To gauge the impact of immigration on the protagonist’s psychological status in Colm Tóibín’s Brooklyn, one will have to identify the protagonist. The protagonist is the main character of a story. Most of the narrative’s events and developments connect to them. In Brooklyn, the protagonist, the main character, is Eilis Lacey. The story follows Eilis from Ireland to New York, back to Ireland, and then, finally, back to New York.
Throughout her journey, her immigrant status impacts her psychological condition. Before she even travels to New York, the mere thought of being an immigrant induces anxious, fearful thoughts. She’s worried that she’ll never regain her life in Enniscorthy. She’s concerned that the move will make her a permanent alien. When she leaves, she’ll turn into a person without a true home.

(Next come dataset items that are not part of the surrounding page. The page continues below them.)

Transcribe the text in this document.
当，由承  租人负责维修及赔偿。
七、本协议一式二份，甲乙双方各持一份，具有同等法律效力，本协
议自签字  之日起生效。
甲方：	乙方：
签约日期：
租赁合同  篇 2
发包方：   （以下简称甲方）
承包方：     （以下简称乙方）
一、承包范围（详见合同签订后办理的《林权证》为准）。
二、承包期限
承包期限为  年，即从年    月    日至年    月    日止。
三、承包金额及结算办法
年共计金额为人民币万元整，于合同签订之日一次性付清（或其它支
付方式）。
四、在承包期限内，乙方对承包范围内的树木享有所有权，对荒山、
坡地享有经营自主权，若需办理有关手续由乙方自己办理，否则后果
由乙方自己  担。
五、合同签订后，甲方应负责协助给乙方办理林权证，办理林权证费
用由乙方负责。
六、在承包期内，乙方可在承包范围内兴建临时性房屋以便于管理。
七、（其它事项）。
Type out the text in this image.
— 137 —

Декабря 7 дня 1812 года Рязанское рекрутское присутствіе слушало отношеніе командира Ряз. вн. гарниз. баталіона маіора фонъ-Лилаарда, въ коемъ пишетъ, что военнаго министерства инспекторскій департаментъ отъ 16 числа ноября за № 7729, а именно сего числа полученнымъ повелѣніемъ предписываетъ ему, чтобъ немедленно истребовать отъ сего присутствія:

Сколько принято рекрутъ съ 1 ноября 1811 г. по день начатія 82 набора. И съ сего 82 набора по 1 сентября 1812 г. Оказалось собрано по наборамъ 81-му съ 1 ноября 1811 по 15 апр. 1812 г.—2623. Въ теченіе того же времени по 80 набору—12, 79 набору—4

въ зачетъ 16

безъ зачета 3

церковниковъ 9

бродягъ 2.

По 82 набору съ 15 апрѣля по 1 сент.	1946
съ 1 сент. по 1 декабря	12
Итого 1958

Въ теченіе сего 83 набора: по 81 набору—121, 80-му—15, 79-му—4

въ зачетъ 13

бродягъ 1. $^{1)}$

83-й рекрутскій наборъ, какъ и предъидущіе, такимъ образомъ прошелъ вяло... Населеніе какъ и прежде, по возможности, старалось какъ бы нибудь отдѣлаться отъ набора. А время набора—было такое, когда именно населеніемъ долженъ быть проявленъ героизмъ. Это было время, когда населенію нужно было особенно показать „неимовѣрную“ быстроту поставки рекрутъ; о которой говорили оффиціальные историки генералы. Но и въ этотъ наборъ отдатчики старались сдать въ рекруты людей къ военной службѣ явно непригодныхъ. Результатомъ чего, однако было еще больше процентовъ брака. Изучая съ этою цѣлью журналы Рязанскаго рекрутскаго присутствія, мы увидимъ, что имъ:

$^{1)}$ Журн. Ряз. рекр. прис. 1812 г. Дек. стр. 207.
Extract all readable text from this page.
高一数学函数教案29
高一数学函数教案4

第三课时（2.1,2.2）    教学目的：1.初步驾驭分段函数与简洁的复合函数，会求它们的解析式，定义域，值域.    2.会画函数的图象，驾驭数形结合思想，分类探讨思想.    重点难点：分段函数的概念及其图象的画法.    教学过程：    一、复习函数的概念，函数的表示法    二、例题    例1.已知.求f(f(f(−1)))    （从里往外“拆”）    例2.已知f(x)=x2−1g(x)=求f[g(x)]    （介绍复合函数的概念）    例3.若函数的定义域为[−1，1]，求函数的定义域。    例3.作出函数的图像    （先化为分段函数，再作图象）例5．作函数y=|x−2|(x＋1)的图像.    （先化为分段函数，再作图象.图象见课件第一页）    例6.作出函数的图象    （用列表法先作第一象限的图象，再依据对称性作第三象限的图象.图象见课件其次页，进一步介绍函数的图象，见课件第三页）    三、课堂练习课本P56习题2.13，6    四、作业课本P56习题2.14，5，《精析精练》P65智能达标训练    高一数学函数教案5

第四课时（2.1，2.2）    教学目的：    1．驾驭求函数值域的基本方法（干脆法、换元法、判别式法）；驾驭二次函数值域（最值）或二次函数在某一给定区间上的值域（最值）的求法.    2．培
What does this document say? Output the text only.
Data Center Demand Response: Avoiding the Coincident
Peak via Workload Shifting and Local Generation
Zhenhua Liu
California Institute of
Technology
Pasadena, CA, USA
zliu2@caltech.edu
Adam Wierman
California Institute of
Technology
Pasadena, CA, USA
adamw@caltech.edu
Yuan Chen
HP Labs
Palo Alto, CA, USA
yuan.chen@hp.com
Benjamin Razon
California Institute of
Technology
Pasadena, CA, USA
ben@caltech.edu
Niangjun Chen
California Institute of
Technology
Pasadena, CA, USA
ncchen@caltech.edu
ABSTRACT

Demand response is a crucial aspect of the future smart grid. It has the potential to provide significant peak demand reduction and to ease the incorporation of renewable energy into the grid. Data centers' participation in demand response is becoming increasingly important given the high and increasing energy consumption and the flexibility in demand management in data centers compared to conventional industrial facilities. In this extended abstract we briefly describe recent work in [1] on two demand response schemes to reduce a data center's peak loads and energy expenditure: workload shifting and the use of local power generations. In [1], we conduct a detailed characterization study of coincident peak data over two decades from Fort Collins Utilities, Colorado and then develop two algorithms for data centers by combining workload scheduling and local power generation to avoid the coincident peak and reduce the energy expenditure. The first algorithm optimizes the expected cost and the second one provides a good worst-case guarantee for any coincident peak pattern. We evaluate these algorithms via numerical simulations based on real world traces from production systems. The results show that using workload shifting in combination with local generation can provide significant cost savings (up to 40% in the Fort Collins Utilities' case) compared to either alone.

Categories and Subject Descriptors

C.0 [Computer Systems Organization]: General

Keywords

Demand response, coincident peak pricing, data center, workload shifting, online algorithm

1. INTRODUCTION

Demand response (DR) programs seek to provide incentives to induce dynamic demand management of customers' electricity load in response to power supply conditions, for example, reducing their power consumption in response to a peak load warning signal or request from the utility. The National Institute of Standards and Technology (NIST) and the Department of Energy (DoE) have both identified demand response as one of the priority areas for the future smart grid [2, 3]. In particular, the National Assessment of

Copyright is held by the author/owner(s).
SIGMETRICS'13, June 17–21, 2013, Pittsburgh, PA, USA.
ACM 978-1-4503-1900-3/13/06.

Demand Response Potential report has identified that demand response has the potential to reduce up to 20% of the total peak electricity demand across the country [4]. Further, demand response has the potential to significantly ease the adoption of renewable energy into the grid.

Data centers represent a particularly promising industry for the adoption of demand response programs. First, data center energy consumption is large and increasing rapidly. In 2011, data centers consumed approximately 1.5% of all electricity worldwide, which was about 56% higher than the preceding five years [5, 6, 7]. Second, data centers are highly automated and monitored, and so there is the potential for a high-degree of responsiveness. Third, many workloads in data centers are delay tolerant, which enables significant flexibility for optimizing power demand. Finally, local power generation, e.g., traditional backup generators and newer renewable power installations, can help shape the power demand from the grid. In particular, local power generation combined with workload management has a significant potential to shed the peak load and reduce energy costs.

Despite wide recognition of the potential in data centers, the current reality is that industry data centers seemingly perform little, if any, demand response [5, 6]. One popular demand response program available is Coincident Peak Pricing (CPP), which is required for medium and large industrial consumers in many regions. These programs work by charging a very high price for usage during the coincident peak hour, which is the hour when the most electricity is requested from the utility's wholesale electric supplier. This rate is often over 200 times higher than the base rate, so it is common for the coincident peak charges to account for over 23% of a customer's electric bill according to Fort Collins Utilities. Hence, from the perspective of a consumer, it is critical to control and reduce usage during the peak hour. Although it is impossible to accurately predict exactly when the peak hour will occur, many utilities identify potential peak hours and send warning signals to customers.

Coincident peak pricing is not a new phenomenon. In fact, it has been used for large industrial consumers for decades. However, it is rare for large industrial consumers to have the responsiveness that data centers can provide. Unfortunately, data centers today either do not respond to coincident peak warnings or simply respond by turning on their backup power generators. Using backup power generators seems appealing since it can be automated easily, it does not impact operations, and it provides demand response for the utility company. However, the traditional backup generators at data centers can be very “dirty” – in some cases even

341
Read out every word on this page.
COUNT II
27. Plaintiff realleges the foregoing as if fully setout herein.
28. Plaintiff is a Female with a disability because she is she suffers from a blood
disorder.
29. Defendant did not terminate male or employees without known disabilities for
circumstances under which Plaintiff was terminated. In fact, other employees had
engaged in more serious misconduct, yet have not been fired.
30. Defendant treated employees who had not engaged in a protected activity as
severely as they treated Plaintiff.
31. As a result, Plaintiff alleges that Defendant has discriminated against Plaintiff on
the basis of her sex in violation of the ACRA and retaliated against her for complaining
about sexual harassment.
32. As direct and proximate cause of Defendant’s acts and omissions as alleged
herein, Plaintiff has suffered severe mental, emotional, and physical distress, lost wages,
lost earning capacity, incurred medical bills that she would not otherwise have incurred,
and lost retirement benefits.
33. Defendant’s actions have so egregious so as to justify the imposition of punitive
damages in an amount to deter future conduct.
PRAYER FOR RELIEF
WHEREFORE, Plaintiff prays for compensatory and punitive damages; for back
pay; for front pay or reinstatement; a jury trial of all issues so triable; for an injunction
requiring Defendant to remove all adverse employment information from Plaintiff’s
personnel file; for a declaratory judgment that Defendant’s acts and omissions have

Once she's in Brooklyn, immigration continues to torment Eilis’s psyche. She refers to herself as a “nobody” and a “ghost.” In her mind, it’s like immigration has removed her personhood. She doesn’t feel like a real, concrete person. Her distraught psychological state results in a detached bodily state. In New York, it’s as if nothing can physically grab hold of her. She describes her new setting as “empty” and “false.” Even the person she eventually marries feels like “a dream.”
Overall, based on the above examples, it’s quite safe to conclude that the impact of immigration on Eilis’s psychological state is palpable and disorienting.